3Ware's serial ATA RAID controller, to be announced today, uses a
combination of cheap disk technology and high-performance
redundancy to give it many of the attributes of more expensive
SCSI-attached drives.
The vendor is unveiling its Escalade 8500-4, 8500-8 and 8500-12
series RAID controllers, RAID management software and embedded RAID
operating system, along with the fourth generation of its
StorSwitch switched RAID architecture.
The Escalade 8500 series supports between four and 12 Ultra ATA/133
drives with a single PCI card, for up to 2TB of disk storage at
about half the cost of SCSI-attached disk.
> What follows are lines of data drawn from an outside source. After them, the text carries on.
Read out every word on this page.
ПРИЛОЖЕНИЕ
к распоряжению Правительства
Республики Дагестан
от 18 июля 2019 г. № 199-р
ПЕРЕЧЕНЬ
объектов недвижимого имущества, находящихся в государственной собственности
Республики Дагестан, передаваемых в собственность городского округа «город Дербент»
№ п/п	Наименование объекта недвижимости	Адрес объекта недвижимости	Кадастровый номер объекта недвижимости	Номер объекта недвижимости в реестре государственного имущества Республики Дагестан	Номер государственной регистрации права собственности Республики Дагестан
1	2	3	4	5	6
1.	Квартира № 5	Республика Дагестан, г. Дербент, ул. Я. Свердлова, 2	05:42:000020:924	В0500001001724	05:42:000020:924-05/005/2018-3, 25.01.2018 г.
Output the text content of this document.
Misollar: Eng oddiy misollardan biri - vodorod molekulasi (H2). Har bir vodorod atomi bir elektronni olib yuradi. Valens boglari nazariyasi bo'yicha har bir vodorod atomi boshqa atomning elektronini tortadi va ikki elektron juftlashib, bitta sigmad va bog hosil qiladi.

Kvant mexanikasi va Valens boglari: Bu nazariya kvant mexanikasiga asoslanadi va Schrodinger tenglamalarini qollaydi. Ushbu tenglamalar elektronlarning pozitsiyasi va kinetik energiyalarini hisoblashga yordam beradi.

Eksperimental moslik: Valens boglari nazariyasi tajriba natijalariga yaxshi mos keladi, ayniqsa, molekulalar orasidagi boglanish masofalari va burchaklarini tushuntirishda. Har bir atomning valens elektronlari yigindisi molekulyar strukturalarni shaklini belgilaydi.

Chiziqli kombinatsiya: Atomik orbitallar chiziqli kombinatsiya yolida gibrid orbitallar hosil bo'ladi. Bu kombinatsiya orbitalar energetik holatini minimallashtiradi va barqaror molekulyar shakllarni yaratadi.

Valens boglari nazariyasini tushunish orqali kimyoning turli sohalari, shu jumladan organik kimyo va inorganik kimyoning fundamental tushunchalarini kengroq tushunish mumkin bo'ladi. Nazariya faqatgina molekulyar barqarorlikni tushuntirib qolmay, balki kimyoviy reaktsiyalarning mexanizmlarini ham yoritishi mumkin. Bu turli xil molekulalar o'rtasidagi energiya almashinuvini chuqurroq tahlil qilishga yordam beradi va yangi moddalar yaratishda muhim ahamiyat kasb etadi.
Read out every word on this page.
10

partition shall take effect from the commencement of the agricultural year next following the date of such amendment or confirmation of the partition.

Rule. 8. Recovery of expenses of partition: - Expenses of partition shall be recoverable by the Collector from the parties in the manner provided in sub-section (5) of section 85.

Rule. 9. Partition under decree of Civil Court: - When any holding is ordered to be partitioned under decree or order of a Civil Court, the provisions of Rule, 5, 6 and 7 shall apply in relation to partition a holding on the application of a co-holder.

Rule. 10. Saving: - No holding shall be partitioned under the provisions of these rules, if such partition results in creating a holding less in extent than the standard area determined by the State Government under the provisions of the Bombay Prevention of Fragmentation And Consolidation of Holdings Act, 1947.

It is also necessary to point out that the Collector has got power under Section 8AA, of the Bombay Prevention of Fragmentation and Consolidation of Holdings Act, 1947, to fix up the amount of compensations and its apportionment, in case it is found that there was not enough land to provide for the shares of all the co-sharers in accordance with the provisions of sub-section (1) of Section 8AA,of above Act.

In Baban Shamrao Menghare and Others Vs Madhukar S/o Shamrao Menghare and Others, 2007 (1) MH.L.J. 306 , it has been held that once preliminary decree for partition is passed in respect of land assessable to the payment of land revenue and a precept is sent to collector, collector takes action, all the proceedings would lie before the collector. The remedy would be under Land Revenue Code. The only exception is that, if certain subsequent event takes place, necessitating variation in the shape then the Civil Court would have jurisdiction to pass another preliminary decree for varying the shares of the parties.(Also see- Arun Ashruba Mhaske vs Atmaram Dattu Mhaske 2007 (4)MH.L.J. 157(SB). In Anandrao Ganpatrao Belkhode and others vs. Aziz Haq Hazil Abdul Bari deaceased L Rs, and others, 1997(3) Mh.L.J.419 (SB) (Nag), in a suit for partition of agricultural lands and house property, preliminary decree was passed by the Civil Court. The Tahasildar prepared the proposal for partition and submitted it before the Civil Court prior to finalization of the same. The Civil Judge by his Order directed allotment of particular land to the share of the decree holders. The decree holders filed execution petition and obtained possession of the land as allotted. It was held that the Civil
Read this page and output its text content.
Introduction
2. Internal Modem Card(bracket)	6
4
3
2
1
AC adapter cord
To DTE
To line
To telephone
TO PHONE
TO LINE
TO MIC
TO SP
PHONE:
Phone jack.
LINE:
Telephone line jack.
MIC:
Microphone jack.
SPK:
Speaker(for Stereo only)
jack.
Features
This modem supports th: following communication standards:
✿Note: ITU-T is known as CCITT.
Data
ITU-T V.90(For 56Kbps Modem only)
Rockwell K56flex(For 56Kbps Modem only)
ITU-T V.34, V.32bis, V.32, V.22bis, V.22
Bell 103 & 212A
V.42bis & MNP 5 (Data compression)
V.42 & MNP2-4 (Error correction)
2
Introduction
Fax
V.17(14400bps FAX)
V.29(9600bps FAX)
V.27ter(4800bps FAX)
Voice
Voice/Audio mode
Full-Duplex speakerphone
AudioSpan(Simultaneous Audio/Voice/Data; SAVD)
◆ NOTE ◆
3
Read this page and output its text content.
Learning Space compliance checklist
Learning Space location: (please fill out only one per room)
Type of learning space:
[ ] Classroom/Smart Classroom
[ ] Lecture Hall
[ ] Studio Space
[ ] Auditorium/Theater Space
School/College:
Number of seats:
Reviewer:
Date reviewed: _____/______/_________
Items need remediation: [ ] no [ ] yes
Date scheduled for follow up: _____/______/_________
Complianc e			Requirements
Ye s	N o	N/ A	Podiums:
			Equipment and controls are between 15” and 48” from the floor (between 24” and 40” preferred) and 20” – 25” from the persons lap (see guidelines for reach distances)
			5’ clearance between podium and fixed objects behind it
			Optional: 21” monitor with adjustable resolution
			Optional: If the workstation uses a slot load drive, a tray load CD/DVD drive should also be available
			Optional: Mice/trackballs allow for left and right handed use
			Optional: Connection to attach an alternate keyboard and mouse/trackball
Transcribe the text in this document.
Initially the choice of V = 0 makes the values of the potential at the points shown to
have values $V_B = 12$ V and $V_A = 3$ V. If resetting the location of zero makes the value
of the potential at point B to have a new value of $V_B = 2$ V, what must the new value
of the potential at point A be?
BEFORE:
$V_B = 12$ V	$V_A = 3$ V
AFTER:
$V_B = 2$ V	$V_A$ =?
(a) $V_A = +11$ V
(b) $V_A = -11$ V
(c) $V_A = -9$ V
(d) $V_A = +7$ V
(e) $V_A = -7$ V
The controller supports
RAID levels 0, 1, 10 and 5 and unconfigured hard disks. The
controller allows for hot-swappable and spare drives and runs on
Microsoft Windows 98, NT, 2000 and XP and Linux.
Bob Zimmerman, an analyst at Giga Information Group, said ATA
serial drive technology for the enterprise data centre appears to
be most promising for near-line storage.
Serial ATA's road map began last August with its introduction as a
finalised specification with initial data transfer speeds of
1.5Gbit/sec. The technology's road map has that speed increasing to
3Gbit/sec. and eventually 6Gbit/sec. during the next 10 years.
"We're very much of the philosophy that ATA drives today are far
more reliable than SCSI drives were 10 years ago. It's just a case
of perception rather than reality that they're not reliable," said
Barbara Murphy, product marketing manager at 3Ware.
Under direct-attached storage conditions, an ATA drive cannot put
out the same performance as SCSI or Fibre Channel-attached drives.
The spindle head of the drives runs at about 15,000 rpm in the
latter, vs. 7,000 rpm in an ATA drive.
By using a switched, serial architecture, 3Ware allows more than
one drive at a time to send data across the internal bus, which
greatly enhances the throughput and ability to configure the disk.
3Ware will also announce the latest incarnation of its RAID
management software, Version 7.5, which offers a browser-based
array management utility for local and remote management and
monitoring of arrays and their disks.